Secretion of recombinant thermo-alkali-stable endoxylanase of polyextremophilic Bacillus halodurans TSEV1 and its utility in generating xylooligosaccharides from renewable agro-residues

• First report on cloning and extracellular secretion of thermo-alkali-stable xylanase.
• Enhanced secretion of the recombinant xylanase was achieved by optimization.
• The recombinant xylanase have all the characteristic features of the native enzyme.
• The enzyme generates xylose-free xylooligosaccharides from agro-residues.

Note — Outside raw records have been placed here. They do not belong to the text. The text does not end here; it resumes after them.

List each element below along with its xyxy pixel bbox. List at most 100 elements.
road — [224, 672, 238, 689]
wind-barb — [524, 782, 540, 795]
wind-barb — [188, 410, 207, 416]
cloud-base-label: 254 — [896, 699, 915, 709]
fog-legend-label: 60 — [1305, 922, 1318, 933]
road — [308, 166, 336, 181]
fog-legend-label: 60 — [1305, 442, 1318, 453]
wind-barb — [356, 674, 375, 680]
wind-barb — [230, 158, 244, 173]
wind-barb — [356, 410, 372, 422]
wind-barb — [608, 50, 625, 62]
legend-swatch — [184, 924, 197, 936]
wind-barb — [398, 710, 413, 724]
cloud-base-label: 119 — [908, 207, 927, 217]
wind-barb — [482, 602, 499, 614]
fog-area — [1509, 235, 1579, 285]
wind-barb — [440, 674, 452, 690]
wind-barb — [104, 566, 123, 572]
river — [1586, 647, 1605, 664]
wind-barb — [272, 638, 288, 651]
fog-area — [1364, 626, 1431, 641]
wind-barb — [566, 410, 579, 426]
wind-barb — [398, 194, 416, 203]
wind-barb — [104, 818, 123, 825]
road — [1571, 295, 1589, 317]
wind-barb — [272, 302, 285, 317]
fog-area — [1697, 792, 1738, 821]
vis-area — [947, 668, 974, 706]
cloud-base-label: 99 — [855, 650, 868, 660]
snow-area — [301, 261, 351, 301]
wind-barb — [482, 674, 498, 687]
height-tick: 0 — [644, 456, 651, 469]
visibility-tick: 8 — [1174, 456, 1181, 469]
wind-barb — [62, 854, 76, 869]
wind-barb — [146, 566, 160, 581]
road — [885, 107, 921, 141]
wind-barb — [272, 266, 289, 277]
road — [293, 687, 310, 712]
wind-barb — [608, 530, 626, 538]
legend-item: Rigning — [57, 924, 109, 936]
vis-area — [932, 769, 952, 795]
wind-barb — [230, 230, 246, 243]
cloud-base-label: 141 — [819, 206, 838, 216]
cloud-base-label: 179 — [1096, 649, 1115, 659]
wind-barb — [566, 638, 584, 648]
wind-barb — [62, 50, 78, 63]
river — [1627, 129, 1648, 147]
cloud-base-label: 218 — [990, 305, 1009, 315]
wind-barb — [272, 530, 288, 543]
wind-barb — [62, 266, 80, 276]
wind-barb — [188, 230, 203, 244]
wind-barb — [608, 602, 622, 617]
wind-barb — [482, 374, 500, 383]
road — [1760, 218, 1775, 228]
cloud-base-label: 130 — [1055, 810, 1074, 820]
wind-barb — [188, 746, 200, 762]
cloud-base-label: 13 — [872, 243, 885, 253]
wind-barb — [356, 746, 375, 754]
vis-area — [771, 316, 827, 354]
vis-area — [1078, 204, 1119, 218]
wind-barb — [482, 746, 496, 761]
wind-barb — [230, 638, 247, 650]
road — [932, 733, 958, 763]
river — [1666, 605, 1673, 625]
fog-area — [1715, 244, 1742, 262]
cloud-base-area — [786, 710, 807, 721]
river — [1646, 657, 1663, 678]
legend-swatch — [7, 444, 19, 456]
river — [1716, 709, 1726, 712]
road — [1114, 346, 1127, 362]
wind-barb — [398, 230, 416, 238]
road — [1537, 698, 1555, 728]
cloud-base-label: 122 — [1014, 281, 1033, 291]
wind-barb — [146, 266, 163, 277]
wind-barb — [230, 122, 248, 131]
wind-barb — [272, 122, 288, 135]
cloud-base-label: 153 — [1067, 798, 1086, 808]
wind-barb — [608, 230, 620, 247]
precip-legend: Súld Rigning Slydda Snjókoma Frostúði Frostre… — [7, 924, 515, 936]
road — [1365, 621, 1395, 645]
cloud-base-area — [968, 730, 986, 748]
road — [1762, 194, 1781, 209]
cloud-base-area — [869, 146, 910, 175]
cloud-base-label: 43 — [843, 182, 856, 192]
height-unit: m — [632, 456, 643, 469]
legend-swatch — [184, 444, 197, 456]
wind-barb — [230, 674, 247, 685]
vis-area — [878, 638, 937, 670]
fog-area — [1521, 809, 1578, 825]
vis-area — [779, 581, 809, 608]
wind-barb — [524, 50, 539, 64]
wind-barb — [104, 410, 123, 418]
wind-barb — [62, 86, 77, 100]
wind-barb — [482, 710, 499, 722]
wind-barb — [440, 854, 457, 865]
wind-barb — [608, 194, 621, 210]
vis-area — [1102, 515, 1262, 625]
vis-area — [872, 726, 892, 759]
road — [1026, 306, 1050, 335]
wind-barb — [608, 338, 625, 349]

The recombinant thermo-alkali-stable endoxylanase (Bh-xyl) of polyextremophilic bacterium Bacillus halodurans TSEV1 has been produced extracellularly using a combination of cloning strategies and physico-chemical treatment of recombinant Escherichia coli cells. Sixty percent higher secretion of recombinant xylanase has been achieved by cloning Bh-xyl in pET28a(+) and expression followed by optimization of the cultural variables (EDTA, lysozyme and temperature). The pure recombinant endoxylanase is of 42 kDa, which is active in the broad pH and temperature ranges between 7.0 and 12.0, and 30 and 100 °C, with optima at 9.0 and 70 °C. The Km, Vmax and kcat values of the Bh-xyl (birchwood xylan) are 2.6 mg ml−1, 252.3 μmol mg−1 min−1 and 3.36 × 103 min−1, respectively. The enzyme has higher affinity for soft wood xylan than most of the xylanases from extremophilic microbes. The endoxylanase efficiently liberated xylooligosaccharides from the renewable agro-residues, which find application in functional foods as prebiotics.